11. Eiseres stelt – kort gezegd – dat het parkeerverbod in strijd met het zorgvuldigheids- en het motiveringsbeginsel is ingesteld en dat het college haar belangen onvoldoende heeft meegewogen bij het nemen van dit verkeersbesluit. Op de [bedrijventerrein] is volgens eiseres sprake van een groot parkeertekort, dat met het instellen van dit parkeerverbod alleen maar toeneemt. Ook zal de verkeersonveiligheid door het instellen van dit parkeerverbod volgens eiseres toenemen.
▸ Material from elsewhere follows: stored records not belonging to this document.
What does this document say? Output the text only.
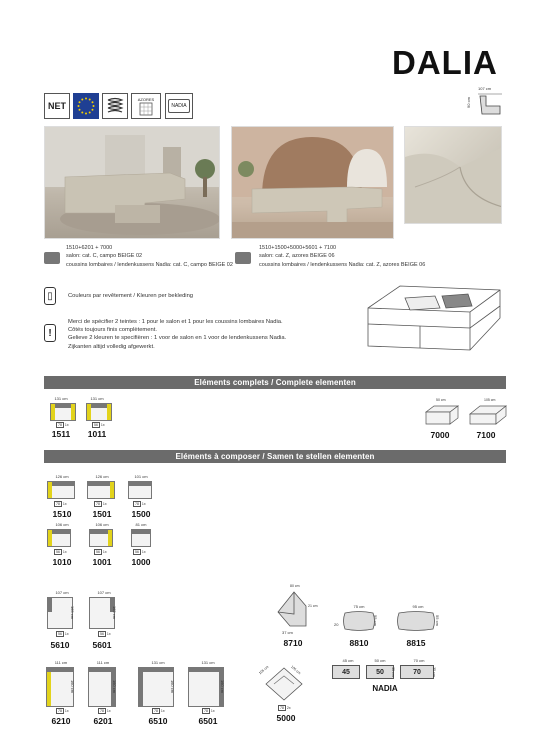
DALIA
NET
AZORES
NADIA
107 cm
90 cm
1510+6201 + 7000
salon: cat. C, campo BEIGE 02
coussins lombaires / lendenkussens Nadia: cat. C, campo BEIGE 02
1510+1500+5000+5601 + 7100
salon: cat. Z, azores BEIGE 06
coussins lombaires / lendenkussens Nadia: cat. Z, azores BEIGE 06
▯	Couleurs par revêtement / Kleuren per bekleding
!
Merci de spécifier 2 teintes : 1 pour le salon et 1 pour les coussins lombaires Nadia.
Côtés toujours finis complètement.
Gelieve 2 kleuren te specifiëren : 1 voor de salon en 1 voor de lendenkussens Nadia.
Zijkanten altijd volledig afgewerkt.
Eléments complets / Complete elementen
131 cm
78 1x
1511
131 cm
56 1x
1011
50 cm
7000
105 cm
7100
Eléments à composer / Samen te stellen elementen
126 cm
78 1x
1510
126 cm
78 1x
1501
101 cm
78 1x
1500
106 cm
56 1x
1010
106 cm
56 1x
1001
81 cm
56 1x
1000
107 cm
165 cm
56 1x
5610
107 cm
165 cm
56 1x
5601
111 cm
160 cm
78 1x
6210
111 cm
160 cm
78 1x
6201
131 cm
160 cm
78 1x
6510
131 cm
160 cm
78 1x
6501
80 cm
21 cm
37 cm
8710
105 cm	105 cm
78 2x
5000
75 cm
20	55 cm
8810
95 cm
55 cm
8815
45 cm
45
50 cm
50	35 cm
70 cm
70	35 cm
NADIA
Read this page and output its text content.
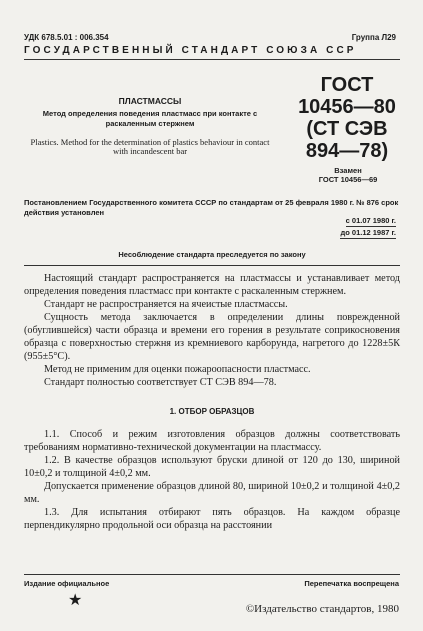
УДК 678.5.01 : 006.354	Группа Л29
ГОСУДАРСТВЕННЫЙ СТАНДАРТ СОЮЗА ССР
ПЛАСТМАССЫ
Метод определения поведения пластмасс при контакте с раскаленным стержнем
Plastics. Method for the determination of plastics behaviour in contact with incandescent bar
ГОСТ
10456—80
(СТ СЭВ
894—78)
Взамен
ГОСТ 10456—69
Постановлением Государственного комитета СССР по стандартам от 25 февраля 1980 г. № 876 срок действия установлен
с 01.07 1980 г.
до 01.12 1987 г.
Несоблюдение стандарта преследуется по закону

Настоящий стандарт распространяется на пластмассы и устанавливает метод определения поведения пластмасс при контакте с раскаленным стержнем.

Стандарт не распространяется на ячеистые пластмассы.

Сущность метода заключается в определении длины поврежденной (обуглившейся) части образца и времени его горения в результате соприкосновения образца с поверхностью стержня из кремниевого карборунда, нагретого до 1228±5К (955±5°С).

Метод не применим для оценки пожароопасности пластмасс.

Стандарт полностью соответствует СТ СЭВ 894—78.

1. ОТБОР ОБРАЗЦОВ

1.1. Способ и режим изготовления образцов должны соответствовать требованиям нормативно-технической документации на пластмассу.

1.2. В качестве образцов используют бруски длиной от 120 до 130, шириной 10±0,2 и толщиной 4±0,2 мм.

Допускается применение образцов длиной 80, шириной 10±0,2 и толщиной 4±0,2 мм.

1.3. Для испытания отбирают пять образцов. На каждом образце перпендикулярно продольной оси образца на расстоянии

Издание официальное	Перепечатка воспрещена
★	©Издательство стандартов, 1980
De met het verkeersbesluit te dienen belangen
12. Het parkeerverbod is door het college ingesteld ten behoeve van het in stand houden van de weg en de bruikbaarheid daarvan, als bedoeld in artikel 2, eerste lid, aanhef en onder c, van de Wegenverkeerswet 1994 (WVW). Het college heeft hieraan ten grondslag gelegd dat het huidige parkeergedrag in de [bedrijventerrein] tussen de huisnummers [nummer 6] , [nummer 7] en [nummer 8] zorgt voor een beperkte toegankelijkheid van dit deel van de [bedrijventerrein] , waardoor ook de hulpdiensten worden gehinderd.
13. Eiseres bevestigt dat sprake is van beperkte toegankelijkheid op dit deel van de [bedrijventerrein] en dat de hulpdiensten daardoor worden gehinderd. Tussen partijen is dus niet in geschil dat als gevolg van het huidige parkeergedrag een verkeersonveilige situatie ontstaat op de [bedrijventerrein] . Wel in geschil is hoe dit probleem moet worden opgelost. Het college stelt zich op het standpunt dat een parkeerverbod noodzakelijk is om ongewenste, verkeersonveilige situaties te voorkomen. Eiseres pleit voor het aanleggen van parkeervakken.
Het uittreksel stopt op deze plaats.